The fourth part is the next challenge as the switchbacks are smaller, you will start climbing out in very rocky surface, and then as you get closer to the top it’s just volcanic ash. One person in the group referred to it as quicksand. At times you can take 1 step forward and slide back 4 steps if your footing is off. Most of the groups hiking catch up with each other at this point. I could see around 5 groups ahead of us and 4 behind us.
Right before the top you stop put on a warm jacket or clothes. You are now required to wear your helmet and put on your light that fits around your helmet.

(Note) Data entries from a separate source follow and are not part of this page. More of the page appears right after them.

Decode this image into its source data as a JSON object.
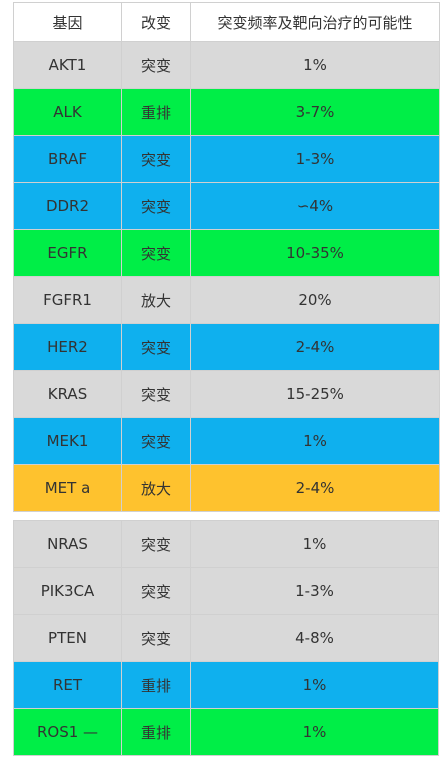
{
  "header": {
    "gene": "基因",
    "change": "改变",
    "freq": "突变频率及靶向治疗的可能性"
  },
  "colors": {
    "gray": "#d9d9d9",
    "green": "#00ee47",
    "blue": "#0fb0ee",
    "orange": "#fec22e"
  },
  "table_top": [
    {
      "gene": "AKT1",
      "change": "突变",
      "freq": "1%",
      "color": "gray"
    },
    {
      "gene": "ALK",
      "change": "重排",
      "freq": "3-7%",
      "color": "green"
    },
    {
      "gene": "BRAF",
      "change": "突变",
      "freq": "1-3%",
      "color": "blue"
    },
    {
      "gene": "DDR2",
      "change": "突变",
      "freq": "∽4%",
      "color": "blue"
    },
    {
      "gene": "EGFR",
      "change": "突变",
      "freq": "10-35%",
      "color": "green"
    },
    {
      "gene": "FGFR1",
      "change": "放大",
      "freq": "20%",
      "color": "gray"
    },
    {
      "gene": "HER2",
      "change": "突变",
      "freq": "2-4%",
      "color": "blue"
    },
    {
      "gene": "KRAS",
      "change": "突变",
      "freq": "15-25%",
      "color": "gray"
    },
    {
      "gene": "MEK1",
      "change": "突变",
      "freq": "1%",
      "color": "blue"
    },
    {
      "gene": "MET a",
      "change": "放大",
      "freq": "2-4%",
      "color": "orange"
    }
  ],
  "table_bottom": [
    {
      "gene": "NRAS",
      "change": "突变",
      "freq": "1%",
      "color": "gray"
    },
    {
      "gene": "PIK3CA",
      "change": "突变",
      "freq": "1-3%",
      "color": "gray"
    },
    {
      "gene": "PTEN",
      "change": "突变",
      "freq": "4-8%",
      "color": "gray"
    },
    {
      "gene": "RET",
      "change": "重排",
      "freq": "1%",
      "color": "blue"
    },
    {
      "gene": "ROS1 —",
      "change": "重排",
      "freq": "1%",
      "color": "green"
    }
  ]
}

At this point the air has enough volcanic dust in it that you need a scarf or mask as at times it will make you cough.
As we start off for the final ascent you can hear the volcano exploding a little and even though I was getting volcanic ash in my eyes and nose I excitedly hurried to the top. Once you reach the top you have 45 minutes to sit with your group.
As soon as I got to the top and saw the lava it was just a thrilling sight. It was a bit mesmerizing just watching it. There are 3 craters at the top that are active.
I was so exciting to wait and watch for another little explosion that I didn’t notice how cold it was for a couple of minutes and then I needed to put a warmer jacket on. It was so cold at the top and I was so glad to sit as my legs felt like jelly.
Now the decent.. it’s total darkness at this point. We switch on our lights and head down. For 30 minutes it’s just pure volcanic ash you go thru and I was so happy to have my trekking poles. It’s like skiing but on volcanic ash. Your shoes get filled with it. After 30 minutes we stop to empty our shoes and then head down the rest of the way. You still get volcanic ash in your shoes but it’s not as bad. The rest of the way is not as strenuous as going up. I did slip once and fall towards the end as I was totally exhausted and my legs were pretty shaky at this point.
You finish were you start. Restaurants were closed at this time so we had to wait until morning for food which I didn’t mind as I just wanted a shower and to sleep. My clothes were covered in volcanic ash especially my socks.
This was an unbelievably amazing experience to have done. At one point I really didn’t know if I could make it to the top but it was so worth all the sweat and pain when I finally went over the top and saw Mother Nature’s handiwork in action.